Maka, penyidik akan minta bantuan psikolog, memeriksa Elina.
Sebelum polisi mengungkap itu, publik sudah menduga begitu. Gelagat Elina saat ditangkap, Selasa, 25 Oktober 2022 pukul 07.00 tanda Elina kurang sehat mental. Masak, cara serang Istana Negara, begitu?
Dia bawa pistol. Pun, pistolnya tanpa peluru. Berarti bukan ancaman keamanan. Lebih gila dibanding Zakiah Aini, penerobos Mabes Polri, Rabu, 31 Maret 2021 sore. Pistol airsoft gun. Tidak mematikan.
Beda antara Elina dengan Zakiah, pada jarak. Antara titik mereka berdiri dengan petugas keamanan.
Zakiah sudah berada di dalam area Mabes Polri. Di depan gedung, tempat Kapolri berkantor. Terpantau kamera HP polisi yang berkantor di gedung lantai tiga, Zakiah mengarahkan pistol ke depan, mencari-cari sasaran. Gelagatnya jelas, penyerang.
Dari jarak jauh, polisi tidak bisa memastikan, pistol Zakiah jenis apa. Polisi tak mau spekulasi. Maka, dari jarak sekitar 100 meter, sniper menembak dia. Persis kena jantung. Tewas.

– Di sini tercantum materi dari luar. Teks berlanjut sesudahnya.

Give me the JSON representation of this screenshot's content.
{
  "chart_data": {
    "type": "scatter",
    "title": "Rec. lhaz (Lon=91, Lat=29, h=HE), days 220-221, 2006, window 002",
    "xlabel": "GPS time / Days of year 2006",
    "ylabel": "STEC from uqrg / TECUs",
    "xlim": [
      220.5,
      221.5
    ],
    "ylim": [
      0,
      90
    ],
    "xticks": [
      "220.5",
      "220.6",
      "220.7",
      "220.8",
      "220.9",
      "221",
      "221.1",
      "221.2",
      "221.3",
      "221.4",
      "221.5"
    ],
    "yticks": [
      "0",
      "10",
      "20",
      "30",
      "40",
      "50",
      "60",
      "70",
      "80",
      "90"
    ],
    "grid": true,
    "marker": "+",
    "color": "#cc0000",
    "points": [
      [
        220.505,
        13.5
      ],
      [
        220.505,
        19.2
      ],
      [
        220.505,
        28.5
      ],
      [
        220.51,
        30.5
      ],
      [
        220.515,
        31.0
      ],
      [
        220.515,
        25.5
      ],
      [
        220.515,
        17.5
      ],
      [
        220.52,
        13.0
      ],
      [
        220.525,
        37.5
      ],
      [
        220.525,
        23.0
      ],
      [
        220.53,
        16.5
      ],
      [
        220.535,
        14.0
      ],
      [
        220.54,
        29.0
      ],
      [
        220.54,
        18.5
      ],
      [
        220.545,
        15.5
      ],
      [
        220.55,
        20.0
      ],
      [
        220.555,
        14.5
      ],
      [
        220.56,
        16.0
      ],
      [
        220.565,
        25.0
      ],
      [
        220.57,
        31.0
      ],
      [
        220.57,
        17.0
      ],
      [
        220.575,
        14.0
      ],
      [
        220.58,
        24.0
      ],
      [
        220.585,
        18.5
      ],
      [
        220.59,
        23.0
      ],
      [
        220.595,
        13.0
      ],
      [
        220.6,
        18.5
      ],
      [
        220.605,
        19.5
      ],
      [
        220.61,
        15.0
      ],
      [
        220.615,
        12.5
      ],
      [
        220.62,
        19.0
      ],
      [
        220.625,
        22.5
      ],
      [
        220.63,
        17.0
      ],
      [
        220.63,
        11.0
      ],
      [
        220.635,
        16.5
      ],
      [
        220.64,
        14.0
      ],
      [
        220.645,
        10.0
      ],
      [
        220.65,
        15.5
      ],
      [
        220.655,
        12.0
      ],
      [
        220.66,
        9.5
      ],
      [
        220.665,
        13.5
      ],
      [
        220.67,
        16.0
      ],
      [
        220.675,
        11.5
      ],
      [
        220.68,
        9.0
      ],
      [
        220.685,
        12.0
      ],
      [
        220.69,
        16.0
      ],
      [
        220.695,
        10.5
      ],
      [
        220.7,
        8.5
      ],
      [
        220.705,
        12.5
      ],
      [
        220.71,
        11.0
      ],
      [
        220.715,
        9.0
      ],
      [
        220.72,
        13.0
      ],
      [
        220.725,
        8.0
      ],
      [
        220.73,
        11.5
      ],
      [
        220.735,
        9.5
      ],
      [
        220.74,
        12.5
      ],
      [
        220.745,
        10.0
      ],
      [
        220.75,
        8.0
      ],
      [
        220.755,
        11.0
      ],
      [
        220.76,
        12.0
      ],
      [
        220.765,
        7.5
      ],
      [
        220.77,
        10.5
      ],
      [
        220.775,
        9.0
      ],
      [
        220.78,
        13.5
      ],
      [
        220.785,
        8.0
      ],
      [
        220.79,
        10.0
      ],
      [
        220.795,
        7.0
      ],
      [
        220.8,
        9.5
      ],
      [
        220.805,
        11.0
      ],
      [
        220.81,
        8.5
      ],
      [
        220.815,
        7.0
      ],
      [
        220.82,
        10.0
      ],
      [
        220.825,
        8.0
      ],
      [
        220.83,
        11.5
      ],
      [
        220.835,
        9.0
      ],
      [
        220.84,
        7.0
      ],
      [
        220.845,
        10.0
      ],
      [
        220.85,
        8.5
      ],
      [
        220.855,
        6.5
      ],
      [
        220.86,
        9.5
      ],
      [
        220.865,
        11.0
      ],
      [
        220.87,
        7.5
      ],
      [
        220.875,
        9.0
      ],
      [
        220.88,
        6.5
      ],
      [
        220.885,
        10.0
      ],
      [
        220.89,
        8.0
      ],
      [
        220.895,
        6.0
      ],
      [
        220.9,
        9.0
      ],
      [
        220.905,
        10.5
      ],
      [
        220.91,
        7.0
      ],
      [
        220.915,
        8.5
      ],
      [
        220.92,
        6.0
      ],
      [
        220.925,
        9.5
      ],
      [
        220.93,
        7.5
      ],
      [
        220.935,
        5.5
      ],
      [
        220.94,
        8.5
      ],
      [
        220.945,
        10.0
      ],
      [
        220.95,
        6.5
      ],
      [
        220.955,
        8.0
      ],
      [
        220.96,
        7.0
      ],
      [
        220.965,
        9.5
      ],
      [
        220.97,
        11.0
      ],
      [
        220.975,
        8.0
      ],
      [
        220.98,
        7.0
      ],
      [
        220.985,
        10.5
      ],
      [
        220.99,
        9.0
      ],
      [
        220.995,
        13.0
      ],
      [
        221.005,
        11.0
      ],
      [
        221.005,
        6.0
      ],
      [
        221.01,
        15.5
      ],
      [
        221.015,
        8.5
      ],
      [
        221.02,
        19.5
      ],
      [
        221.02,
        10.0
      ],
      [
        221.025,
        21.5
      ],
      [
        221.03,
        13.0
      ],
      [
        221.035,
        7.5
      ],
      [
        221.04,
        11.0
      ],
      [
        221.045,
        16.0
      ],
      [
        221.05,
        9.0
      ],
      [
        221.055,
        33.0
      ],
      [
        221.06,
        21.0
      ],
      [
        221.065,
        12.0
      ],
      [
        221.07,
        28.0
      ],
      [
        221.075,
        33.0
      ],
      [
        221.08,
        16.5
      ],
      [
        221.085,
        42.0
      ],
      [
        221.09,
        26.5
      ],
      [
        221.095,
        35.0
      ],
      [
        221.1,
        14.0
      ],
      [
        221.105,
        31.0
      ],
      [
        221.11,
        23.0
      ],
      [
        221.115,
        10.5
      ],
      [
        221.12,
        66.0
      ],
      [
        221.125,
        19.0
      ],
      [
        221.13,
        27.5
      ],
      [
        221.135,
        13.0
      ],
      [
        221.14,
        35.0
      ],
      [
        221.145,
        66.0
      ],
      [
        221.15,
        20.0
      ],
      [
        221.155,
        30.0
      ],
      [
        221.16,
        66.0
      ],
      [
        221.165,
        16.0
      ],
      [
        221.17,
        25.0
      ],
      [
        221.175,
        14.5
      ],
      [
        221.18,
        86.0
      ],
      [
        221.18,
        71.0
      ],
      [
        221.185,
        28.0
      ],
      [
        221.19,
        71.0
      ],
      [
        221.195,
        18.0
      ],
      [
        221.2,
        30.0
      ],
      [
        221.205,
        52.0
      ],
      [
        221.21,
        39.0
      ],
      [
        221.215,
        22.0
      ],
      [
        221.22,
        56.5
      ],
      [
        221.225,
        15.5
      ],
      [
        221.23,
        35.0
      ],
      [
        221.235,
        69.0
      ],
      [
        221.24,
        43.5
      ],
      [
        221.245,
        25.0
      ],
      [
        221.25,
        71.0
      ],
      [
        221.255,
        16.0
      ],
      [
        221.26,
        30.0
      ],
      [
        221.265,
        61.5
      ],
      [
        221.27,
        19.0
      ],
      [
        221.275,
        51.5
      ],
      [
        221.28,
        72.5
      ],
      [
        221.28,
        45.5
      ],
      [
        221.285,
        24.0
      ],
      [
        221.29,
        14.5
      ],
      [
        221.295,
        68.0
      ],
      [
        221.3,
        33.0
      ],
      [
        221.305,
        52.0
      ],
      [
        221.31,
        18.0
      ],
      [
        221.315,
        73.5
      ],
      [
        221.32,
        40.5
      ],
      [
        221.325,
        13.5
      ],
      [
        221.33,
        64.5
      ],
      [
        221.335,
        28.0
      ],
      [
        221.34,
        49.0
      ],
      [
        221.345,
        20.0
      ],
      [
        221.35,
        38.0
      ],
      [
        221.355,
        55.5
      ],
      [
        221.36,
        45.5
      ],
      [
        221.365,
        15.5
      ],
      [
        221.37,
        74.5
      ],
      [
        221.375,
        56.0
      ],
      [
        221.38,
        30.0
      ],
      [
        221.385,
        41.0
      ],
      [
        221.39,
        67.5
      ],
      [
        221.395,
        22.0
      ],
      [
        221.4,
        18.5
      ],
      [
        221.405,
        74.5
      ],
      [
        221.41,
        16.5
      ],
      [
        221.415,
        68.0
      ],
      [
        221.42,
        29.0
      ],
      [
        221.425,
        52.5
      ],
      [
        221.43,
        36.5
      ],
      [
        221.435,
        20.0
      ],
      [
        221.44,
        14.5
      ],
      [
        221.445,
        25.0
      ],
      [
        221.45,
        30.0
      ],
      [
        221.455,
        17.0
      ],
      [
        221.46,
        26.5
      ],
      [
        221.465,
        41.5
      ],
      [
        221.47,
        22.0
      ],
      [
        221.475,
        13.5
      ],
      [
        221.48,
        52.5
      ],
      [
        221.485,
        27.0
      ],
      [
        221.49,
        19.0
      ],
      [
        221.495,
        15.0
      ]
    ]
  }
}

Beda dengan Elina, belum masuk area Istana Negara. Dia jalan kaki dari arah Harmoni, menyeberang jalan ke selatan. Lewat trotoar Medan Merdeka Utara. Mendekati pintu masuk Istana yang dijaga anggota Paspampres. Lalu Elina berhenti. Berdiri menghadap ke jalan raya. Membelakangi area Istana.
Seorang anggota Paspampres sudah mengamati Elina sejak menyeberang dari Harmoni. Bercadar hitam, jilbab hijau, kini celingukan. Maka, Paspampres secepatnya mendekati Elina. Penasaran.
Begitu antar mereka sudah sangat dekat, Elina mengeluarkan pistol dari tas. Menodong. Itu pistol milik paman Elina, pensiunan TNI. Jenis FN.
Paspampres pasti tahu, itu bukan pistol mainan. Jarak mereka sangat dekat.
Tapi, sebagai pasukan terlatih, petugas itu bergerak cepat menghindari moncong pistol. Bersamaan, merebut pistol. Langsung diperiksa: Tanpa peluru. Pastinya, petugas tercengang.
Elina selamat. Tidak jadi korban seperti Zakiah. Paspampres menyerahkan Elina ke petugas Polantas. Lalu digiring ke Polda Metro Jaya serta barang bukti.
Dari hasil penyidikan sementara, Elina punya guru ngaji, Jamaluddin. Mengajari Elina tentang Negara Islam Indonesia (NII). Suami Elina, Bahrul Ulum, bendahara NII Jakarta Utara.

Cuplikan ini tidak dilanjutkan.